The recent Barack Obama rally in Columbia, S.C., was the largest one so far in the 2008 presidential race, but most of the people weren't there because of the war or health insurance or the economy. They came to see talk-show host and cultural icon Oprah Winfrey. The "O Effect" brought out 29,000 to Williams-Brice Stadium.
On a whirlwind weekend tour of early primary states, she and Obama also spoke before record Iowa crowds in Des Moines (15,000) and Cedar Rapids (7,000), and Manchester (12,000), N.H.
Other than the huge crowd, the Columbia event produced little in the way of news for the 300-plus reporters in attendance. Some were reminded of a giant pep rally, complete with hip-hop and marching bands. Others, obviously college football fans, opined about all the empty seats in the half-filled stadium.
Some even discussed about how Obama may be "growing Southern roots" -- the Illinois senator seemed to be developing a drawl.

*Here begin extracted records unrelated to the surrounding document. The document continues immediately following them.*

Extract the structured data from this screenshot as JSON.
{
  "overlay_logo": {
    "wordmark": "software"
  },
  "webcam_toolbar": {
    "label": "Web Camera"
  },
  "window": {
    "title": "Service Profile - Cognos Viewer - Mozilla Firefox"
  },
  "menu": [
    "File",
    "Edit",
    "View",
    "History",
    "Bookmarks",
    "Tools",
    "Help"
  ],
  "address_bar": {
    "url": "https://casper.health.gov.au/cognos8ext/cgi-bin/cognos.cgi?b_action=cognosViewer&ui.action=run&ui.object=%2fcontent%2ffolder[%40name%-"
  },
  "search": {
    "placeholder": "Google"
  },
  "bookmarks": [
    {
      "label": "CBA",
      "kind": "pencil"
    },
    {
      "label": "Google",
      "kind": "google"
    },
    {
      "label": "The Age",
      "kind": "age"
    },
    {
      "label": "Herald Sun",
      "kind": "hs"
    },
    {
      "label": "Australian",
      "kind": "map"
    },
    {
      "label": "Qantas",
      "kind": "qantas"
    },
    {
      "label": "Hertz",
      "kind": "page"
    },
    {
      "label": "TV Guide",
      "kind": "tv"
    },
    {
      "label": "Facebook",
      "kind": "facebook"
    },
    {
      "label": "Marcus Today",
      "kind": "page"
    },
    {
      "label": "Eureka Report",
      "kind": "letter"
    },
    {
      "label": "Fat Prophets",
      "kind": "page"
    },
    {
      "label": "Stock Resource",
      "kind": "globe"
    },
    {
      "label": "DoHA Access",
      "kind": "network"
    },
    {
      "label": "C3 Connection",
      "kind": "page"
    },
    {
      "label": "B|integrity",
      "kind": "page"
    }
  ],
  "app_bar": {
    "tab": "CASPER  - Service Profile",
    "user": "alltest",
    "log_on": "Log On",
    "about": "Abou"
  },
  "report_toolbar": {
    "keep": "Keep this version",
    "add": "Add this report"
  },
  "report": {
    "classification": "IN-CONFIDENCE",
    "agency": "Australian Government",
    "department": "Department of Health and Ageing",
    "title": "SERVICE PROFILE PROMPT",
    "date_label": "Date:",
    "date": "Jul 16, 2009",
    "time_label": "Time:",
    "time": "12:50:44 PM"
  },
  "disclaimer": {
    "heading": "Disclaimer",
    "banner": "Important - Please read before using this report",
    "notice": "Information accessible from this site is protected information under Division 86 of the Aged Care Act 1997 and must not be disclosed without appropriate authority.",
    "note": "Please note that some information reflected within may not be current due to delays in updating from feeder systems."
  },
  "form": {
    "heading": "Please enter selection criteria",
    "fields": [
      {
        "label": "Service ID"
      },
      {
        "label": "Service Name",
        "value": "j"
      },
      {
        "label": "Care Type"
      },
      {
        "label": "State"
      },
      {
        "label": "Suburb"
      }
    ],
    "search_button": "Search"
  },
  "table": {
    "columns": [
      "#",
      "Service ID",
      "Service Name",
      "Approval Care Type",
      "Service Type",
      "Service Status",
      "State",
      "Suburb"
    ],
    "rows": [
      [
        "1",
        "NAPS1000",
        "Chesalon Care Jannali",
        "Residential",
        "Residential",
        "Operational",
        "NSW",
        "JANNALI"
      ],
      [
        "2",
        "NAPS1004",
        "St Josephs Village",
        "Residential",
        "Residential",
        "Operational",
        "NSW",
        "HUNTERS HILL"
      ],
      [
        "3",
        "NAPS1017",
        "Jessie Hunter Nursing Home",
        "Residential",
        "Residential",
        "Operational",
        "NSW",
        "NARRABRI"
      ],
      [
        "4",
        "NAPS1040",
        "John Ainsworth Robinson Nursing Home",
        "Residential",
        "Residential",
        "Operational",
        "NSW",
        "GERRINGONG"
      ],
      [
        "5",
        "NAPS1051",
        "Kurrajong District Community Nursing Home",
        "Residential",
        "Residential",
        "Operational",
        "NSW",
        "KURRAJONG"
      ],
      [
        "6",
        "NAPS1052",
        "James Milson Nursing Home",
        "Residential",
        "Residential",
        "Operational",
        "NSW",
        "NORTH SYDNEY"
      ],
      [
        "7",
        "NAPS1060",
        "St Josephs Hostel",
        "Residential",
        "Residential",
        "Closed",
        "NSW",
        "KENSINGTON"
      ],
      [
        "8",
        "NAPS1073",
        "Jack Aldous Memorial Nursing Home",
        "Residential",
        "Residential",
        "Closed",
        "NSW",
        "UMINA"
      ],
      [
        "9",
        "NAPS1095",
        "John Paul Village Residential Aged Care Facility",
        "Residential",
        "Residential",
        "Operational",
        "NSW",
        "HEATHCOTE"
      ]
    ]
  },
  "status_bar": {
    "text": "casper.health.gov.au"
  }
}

But more to the point -- did any of those 29,000 people come away from Winfrey's and Obama's lovefest any smarter on the real issues in the 2008 presidential race?
Probably not. That's because these kind of celebrity-driven campaign rallies generate too much light and not enough heat. The race for the world's most powerful elected office should be rooted firmly in substance, not in which favorite celebrity endorses which candidate.